In recent years, a risk-based approach has been adopted within the industry, where the testing of computer systems (emphasis on finding problems) is wide-ranging and documented but not heavily evidenced (i.e. hundreds of screen prints are not gathered during testing). Annex 11 states "Risk management should be applied throughout the lifecycle of the computerised system taking into account patient safety, data integrity and product quality. As part of a risk management system, decisions on the extent of validation and data integrity controls should be based on a justified and documented risk assessment of the computerised system."

The subsequent validation or verification of computer systems targets only the "GxP critical" requirements of computer systems. Evidence (e.g. screen prints) is gathered to document the validation exercise. In this way it is assured that systems are thoroughly tested, and that validation and documentation of the "GxP critical" aspects is performed in a risk-based manner, optimising effort and ensuring that computer system's fitness for purpose is demonstrated.

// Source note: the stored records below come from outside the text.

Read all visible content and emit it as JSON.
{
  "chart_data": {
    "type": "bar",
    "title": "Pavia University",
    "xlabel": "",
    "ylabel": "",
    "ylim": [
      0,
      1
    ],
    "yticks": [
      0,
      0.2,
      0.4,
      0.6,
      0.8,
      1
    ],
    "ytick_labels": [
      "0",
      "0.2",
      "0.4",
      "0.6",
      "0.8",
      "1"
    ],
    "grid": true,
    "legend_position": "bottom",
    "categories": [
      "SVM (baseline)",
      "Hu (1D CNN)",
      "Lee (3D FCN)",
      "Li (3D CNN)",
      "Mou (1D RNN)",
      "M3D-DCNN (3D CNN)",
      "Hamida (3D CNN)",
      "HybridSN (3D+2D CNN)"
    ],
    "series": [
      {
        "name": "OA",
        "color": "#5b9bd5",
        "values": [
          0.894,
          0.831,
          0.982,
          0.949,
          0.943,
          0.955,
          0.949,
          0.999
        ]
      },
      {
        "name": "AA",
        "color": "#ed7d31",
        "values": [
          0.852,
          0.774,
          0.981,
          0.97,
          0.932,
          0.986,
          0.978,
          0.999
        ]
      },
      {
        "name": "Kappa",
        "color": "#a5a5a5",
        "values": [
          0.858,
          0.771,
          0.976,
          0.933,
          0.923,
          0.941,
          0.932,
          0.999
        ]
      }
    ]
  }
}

The overall risk posed by a computer system is now generally considered to be a function of system complexity, patient/product impact, and pedigree (Configurable-Off-The-Shelf or Custom-written for a certain purpose). A lower risk system should merit a less in-depth specification/testing/validation approach. (e.g. The documentation surrounding a spreadsheet containing a simple but "GxP" critical calculation should not match that of a Chromatography Data System with 20 Instruments)

Determination of a "GxP critical" requirement for a computer system is subjective, and the definition needs to be tailored to the organisation involved. However in general a "GxP" requirement may be considered to be a requirement which leads to the development/configuration of a computer function which has a direct impact on patient safety, the pharmaceutical product being processed, or has been developed/configured to meet a regulatory requirement. In addition if a function has a direct impact on GxP data (security or integrity) it may be considered "GxP critical".